My curiosity is definitely rising, in spite of myself. Sex. Money. I like those things, don’t I? “So, there’s some pretty exclusive stuff going on out there, huh?” I try to sound as if I’m just filling up a gap in conversation. Definitely not curious for my own sake.
“Yup,” he smiles, clearly not fooled by my act. “We’re talking super-rich clients. Hotel visits, mansion parties…that sort of thing. Fairly kinky stuff at times. I’ve never been tempted, but I’ve heard a few things. We’re talking about the seriously rich and famous. All the money and power in the world, but they’ll melt into helpless
little boys when you put a perky, willing blonde or two into the room with them. Or, ahem, a brunette...”
“Right,” I nod, genuinely lost in thought. I’m still not sure what to say. There are all sorts of crazy ideas swirling around my head. Talk of sex usually gets me a little hot under the collar. Now the talk is of insane amounts of money as well. I’m supposed to be appalled. But now that I’ve recovered from the bombshell, I’m feeling something unexpected inside.
Would I? Could I?
“Look,” says Martin, taking my hands in his, in that rare never-more-than-friends way you almost never find with a straight guy, “I wouldn’t lose the slightest bit of respect for you if you wanted to do something like that. Hell, I’d jump at the chance to have sex for a living. I know you’re not a prude and judging by some of your drunken revelations, you’re up for a bit of bedroom experimentation.”
I blush all the way to the tips of my ears. “Shut up!” I hiss. “Alright, so it might be fun in theory…and I know you know it’s been a long while for me. But it’s a big leap to do…that!” I shake my head. “A huge leap. I really don’t think it’s me.”
He nods. “Emma. I don’t give a flying fig whether you consider this thing or not. It’s just an option that could be there for you. If you want, I can set up a meeting with Charles and his agent. They could tell you more than I can. Definitely no strings attached.”

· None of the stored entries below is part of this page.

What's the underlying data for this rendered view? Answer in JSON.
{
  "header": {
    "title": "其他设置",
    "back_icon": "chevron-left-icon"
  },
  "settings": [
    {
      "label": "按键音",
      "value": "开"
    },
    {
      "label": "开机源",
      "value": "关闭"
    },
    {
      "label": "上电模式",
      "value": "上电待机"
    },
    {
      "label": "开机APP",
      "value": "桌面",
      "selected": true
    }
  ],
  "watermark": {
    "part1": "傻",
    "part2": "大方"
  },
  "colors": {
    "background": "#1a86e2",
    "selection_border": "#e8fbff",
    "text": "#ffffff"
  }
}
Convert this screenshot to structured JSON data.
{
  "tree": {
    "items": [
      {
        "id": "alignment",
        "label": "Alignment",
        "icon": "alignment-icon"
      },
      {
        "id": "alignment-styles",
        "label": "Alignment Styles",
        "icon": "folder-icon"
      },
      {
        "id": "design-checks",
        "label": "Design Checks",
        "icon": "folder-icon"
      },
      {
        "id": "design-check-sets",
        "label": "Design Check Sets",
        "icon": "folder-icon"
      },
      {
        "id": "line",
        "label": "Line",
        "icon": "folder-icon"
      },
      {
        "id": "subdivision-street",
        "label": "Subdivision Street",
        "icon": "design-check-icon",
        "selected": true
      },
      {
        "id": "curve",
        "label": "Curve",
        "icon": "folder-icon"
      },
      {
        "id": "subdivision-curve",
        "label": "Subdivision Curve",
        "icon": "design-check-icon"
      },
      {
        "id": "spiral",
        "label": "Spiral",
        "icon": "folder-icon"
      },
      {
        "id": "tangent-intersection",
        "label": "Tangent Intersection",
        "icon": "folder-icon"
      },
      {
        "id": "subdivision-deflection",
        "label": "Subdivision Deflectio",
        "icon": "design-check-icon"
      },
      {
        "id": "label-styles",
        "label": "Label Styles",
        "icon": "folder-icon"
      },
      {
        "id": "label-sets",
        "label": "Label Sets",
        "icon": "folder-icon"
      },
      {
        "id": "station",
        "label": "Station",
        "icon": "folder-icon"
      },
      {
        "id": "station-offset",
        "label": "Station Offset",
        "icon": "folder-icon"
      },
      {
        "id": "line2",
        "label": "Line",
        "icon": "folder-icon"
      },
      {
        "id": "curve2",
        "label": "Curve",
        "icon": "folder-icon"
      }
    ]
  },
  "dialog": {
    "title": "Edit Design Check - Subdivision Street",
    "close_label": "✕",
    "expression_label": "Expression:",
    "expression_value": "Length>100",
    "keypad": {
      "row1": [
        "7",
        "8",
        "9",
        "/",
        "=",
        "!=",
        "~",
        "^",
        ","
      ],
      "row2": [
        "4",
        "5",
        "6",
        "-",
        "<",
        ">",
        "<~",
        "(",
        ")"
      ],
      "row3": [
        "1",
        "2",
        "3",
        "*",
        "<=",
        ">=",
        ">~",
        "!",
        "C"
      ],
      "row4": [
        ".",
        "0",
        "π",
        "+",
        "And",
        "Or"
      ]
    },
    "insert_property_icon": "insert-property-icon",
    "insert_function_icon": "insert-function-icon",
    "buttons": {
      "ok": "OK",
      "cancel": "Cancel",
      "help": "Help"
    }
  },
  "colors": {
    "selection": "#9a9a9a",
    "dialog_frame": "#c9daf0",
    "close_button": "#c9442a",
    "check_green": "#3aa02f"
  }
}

“OK Martin. Let me think about it.”
The words slipped out of my mouth before I could even stop them. How did that happen?
Ah well. I said what I said. It’s not like I have any other plans for the rest of my life.
Chapter II
I’ve got shaky hands again. Clammy palms too. But this time, five days later, it’s not rage I’m feeling. I’m quivering somewhere between nerves and anticipation. Part of me wants to run away and hide in the bathroom. That part of me is ashamed to be here, and it’s telling me that it’s not too late.